Name and signature of the person conducting ultrasonography/image scanning/
Director or owner of genetic clinic/ultrasound clinic/imaging centre.
(i) Ultrasound is not indicated/advised/performed to determine the sex of foetus except for diagnosis of sex-linked diseases such as Duchenne Muscular Dystrophy, Haemophilia A & B etc.
(ii) During pregnancy Ultrasonography should only be performed when indicated.
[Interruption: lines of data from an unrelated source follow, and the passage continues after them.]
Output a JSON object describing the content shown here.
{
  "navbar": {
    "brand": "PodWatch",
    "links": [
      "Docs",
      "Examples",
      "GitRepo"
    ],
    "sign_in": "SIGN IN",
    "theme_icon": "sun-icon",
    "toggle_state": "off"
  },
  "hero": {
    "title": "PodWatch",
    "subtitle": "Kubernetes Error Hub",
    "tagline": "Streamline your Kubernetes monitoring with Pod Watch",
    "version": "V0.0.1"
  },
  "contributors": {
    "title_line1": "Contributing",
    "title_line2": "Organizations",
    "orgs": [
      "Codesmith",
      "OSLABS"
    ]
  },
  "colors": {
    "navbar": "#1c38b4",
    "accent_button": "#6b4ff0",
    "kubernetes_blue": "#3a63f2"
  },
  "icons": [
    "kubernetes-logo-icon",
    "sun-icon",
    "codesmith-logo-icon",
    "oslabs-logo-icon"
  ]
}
The following is the representative list of indications for ultrasound during pregnancy.
(1) To diagnose intra-uterine and/or ectopic pregnancy and confirm viability.
(2) Estimation of gestational age (dating).
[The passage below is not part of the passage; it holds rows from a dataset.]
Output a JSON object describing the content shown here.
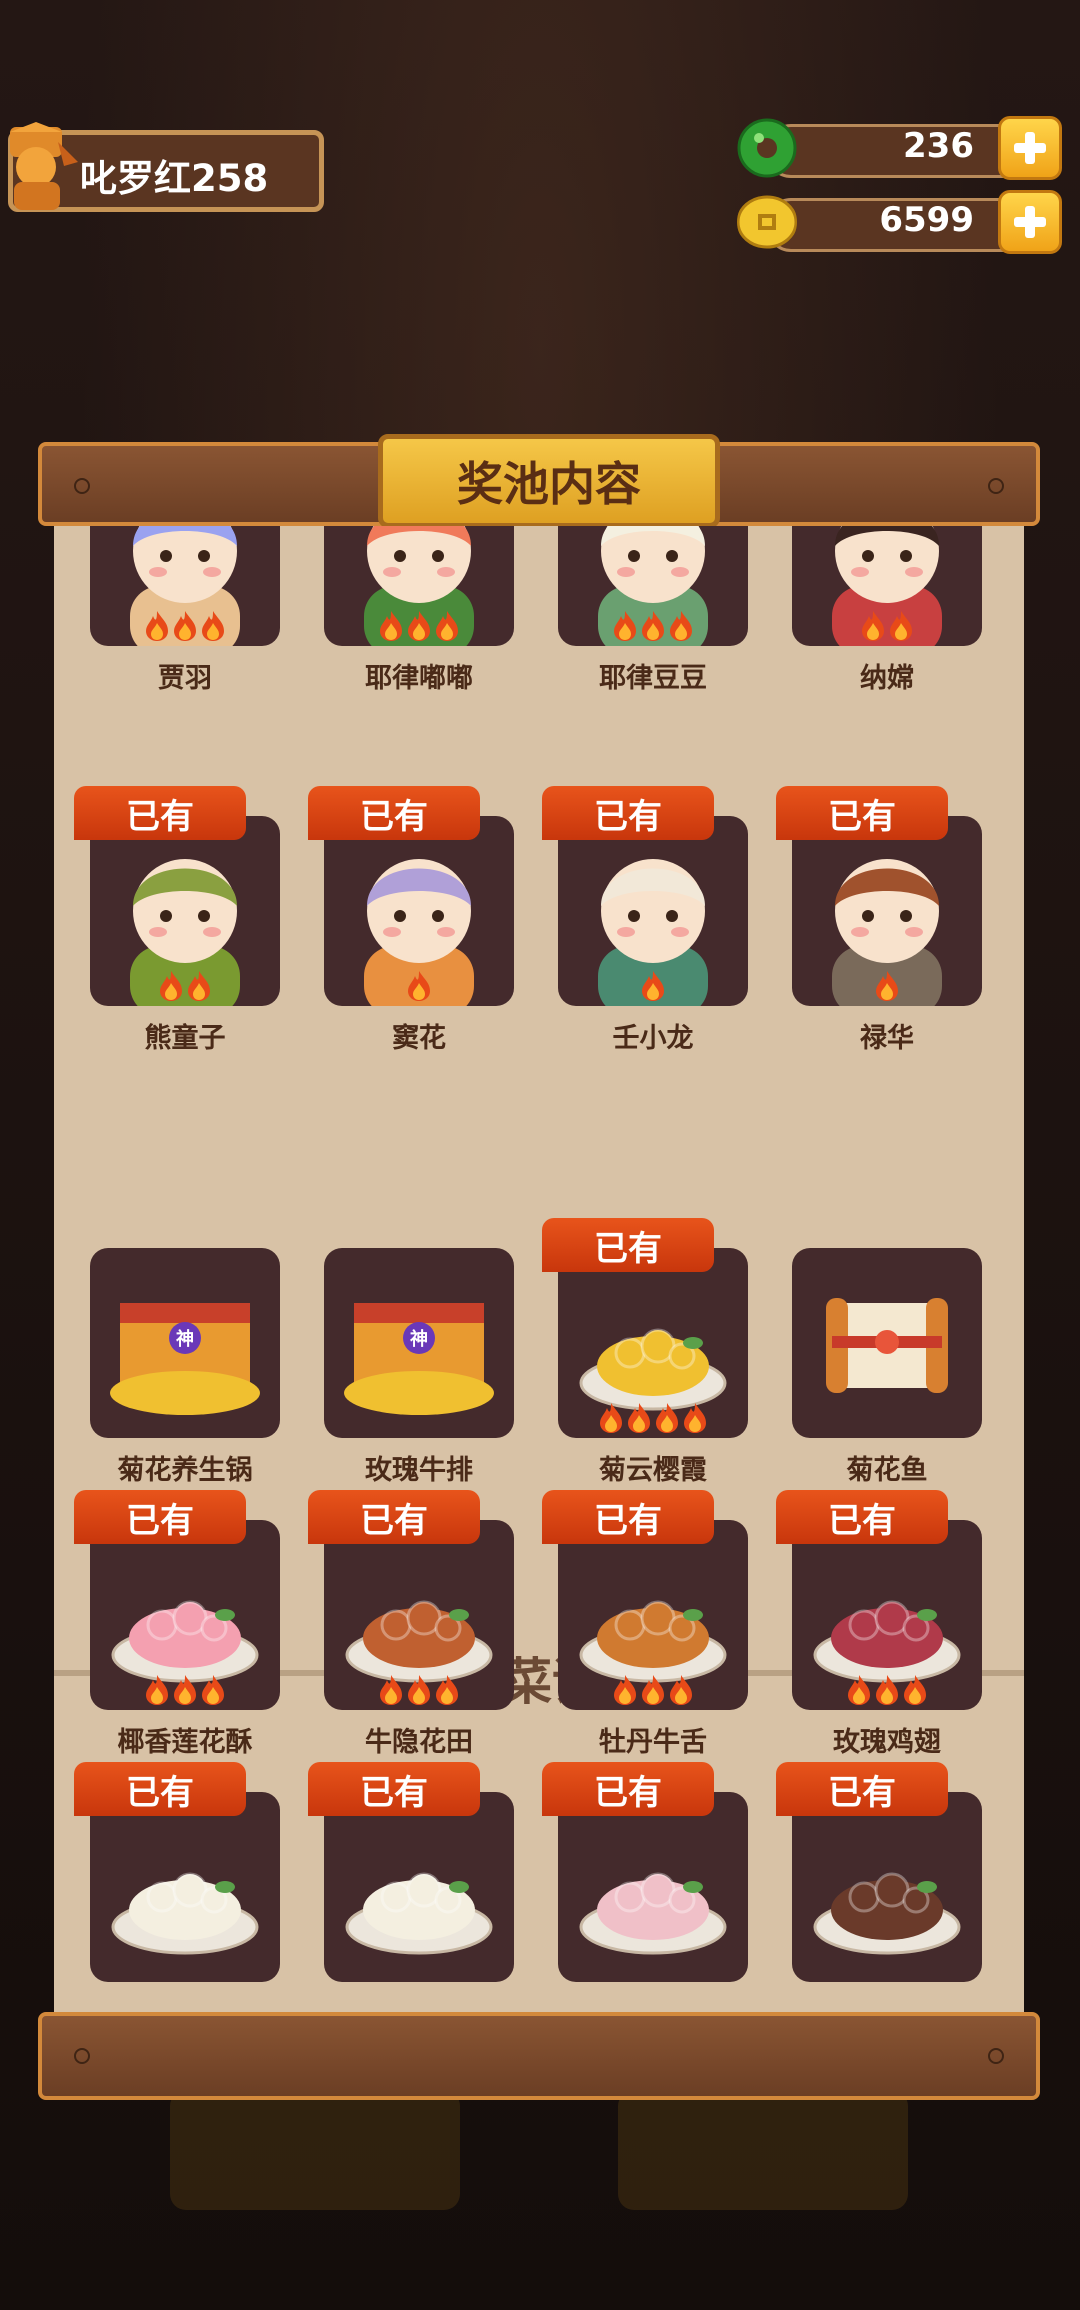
{
  "player": {
    "name": "叱罗红258"
  },
  "currencies": [
    {
      "icon": "jade-icon",
      "value": "236"
    },
    {
      "icon": "gold-coin-icon",
      "value": "6599"
    }
  ],
  "panel": {
    "title": "奖池内容"
  },
  "owned_label": "已有",
  "characters": [
    {
      "name": "贾羽",
      "owned": false,
      "flames": 3
    },
    {
      "name": "耶律嘟嘟",
      "owned": false,
      "flames": 3
    },
    {
      "name": "耶律豆豆",
      "owned": false,
      "flames": 3
    },
    {
      "name": "纳嫦",
      "owned": false,
      "flames": 2
    },
    {
      "name": "熊童子",
      "owned": true,
      "flames": 2
    },
    {
      "name": "窦花",
      "owned": true,
      "flames": 1
    },
    {
      "name": "壬小龙",
      "owned": true,
      "flames": 1
    },
    {
      "name": "禄华",
      "owned": true,
      "flames": 1
    }
  ],
  "recipe_section": {
    "title": "菜谱",
    "help": "?"
  },
  "recipes": [
    {
      "name": "菊花养生锅",
      "owned": false,
      "flames": 0,
      "badge": "神"
    },
    {
      "name": "玫瑰牛排",
      "owned": false,
      "flames": 0,
      "badge": "神"
    },
    {
      "name": "菊云樱霞",
      "owned": true,
      "flames": 4
    },
    {
      "name": "菊花鱼",
      "owned": false,
      "flames": 0
    },
    {
      "name": "椰香莲花酥",
      "owned": true,
      "flames": 3
    },
    {
      "name": "牛隐花田",
      "owned": true,
      "flames": 3
    },
    {
      "name": "牡丹牛舌",
      "owned": true,
      "flames": 3
    },
    {
      "name": "玫瑰鸡翅",
      "owned": true,
      "flames": 3
    },
    {
      "name": "",
      "owned": true,
      "flames": 0
    },
    {
      "name": "",
      "owned": true,
      "flames": 0
    },
    {
      "name": "",
      "owned": true,
      "flames": 0
    },
    {
      "name": "",
      "owned": true,
      "flames": 0
    }
  ],
  "colors": {
    "owned_badge": "#e0481a",
    "panel_bg": "#d8c2a6",
    "card_bg": "#442a2c"
  }
}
(3) Detection of number of foetuses and their chorionicity.
(4) Suspected pregnancy with IUCD in-situ or suspected pregnancy following contraceptive failure/MTP failure.
(5) Vaginal bleeding / leaking.
(6) Follow-up of cases of abortion.
(7) Assessment of cervical canal and diameter of internal os.
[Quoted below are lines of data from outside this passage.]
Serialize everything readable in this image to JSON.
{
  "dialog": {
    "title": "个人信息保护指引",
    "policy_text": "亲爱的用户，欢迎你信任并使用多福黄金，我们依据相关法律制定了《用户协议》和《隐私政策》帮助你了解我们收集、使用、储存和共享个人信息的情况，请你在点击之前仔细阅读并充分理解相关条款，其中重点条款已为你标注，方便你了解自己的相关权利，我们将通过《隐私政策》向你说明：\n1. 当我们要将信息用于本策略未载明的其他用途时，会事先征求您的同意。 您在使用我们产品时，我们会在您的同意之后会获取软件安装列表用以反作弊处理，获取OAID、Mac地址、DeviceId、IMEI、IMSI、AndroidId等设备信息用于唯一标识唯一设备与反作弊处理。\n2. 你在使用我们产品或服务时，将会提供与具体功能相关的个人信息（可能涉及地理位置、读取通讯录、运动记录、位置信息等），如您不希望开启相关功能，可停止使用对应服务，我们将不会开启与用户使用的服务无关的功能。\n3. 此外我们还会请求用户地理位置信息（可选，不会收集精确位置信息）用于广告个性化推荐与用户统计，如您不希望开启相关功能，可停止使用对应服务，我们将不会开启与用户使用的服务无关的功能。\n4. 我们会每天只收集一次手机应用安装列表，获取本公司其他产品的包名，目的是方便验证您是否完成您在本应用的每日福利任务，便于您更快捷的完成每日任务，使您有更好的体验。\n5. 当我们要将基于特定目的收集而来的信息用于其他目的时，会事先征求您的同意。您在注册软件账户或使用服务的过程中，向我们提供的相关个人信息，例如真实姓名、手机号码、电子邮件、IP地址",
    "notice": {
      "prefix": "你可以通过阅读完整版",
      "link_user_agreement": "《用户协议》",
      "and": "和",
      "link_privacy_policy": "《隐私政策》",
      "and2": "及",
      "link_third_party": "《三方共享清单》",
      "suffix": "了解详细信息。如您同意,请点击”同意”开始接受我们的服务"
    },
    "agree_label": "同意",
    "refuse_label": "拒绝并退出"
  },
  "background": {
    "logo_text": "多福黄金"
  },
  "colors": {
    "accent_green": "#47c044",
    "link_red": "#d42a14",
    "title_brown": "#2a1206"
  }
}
(8) Discrepancy between uterine size and period of amenorrhoea.
(9) Any suspected adenexal or uterine pathology / abnormality.
(10) Detection of chromosomal abnormalities, foetal structural defects and other abnormalities and their follow-up.
(11) To evaluate foetal presentation and position.
(12) Assessment of liquor amnii.
(13) Preterm labour / preterm premature rupture of membranes.
(14) Evaluation of placental position, thickness, grading and abnormalities (placenta praevia, retroplacental haemorrhage, abnormal adherence etc.).
(15) Evaluation of umbilical cord – presentation, insertion, nuchal encirclement, number of vessels and presence of true knot.
(16) Evaluation of previous Caesarean Section scars.
(17) Evaluation of foetal growth parameters, foetal weight and foetal well being.
(18) Colour flow mapping and duplex Doppler studies.
(19) Ultrasound guided procedures such as medical termination of pregnancy, external cephalic version etc. and their follow-up.
(20) Adjunct to diagnostic and therapeutic invasive interventions such as chorionic villus sampling (CVS), amniocenteses, foetal blood sampling, foetal skin biopsy, amnio-infusion, intrauterine infusion, placement of shunts etc.
(21) Observation of intra-partum events.
(22) Medical/surgical conditions complicating pregnancy.
(23) Research/scientific studies in recognised institutions.
Person conducting ultrasonography on a pregnant women shall keep complete record thereof in the clinic/centre in Form – F and any deficiency or inaccuracy found therein shall amount to contravention of provisions of section 5 or section 6 of the Act, unless contrary is proved by the person conducting such ultrasonography.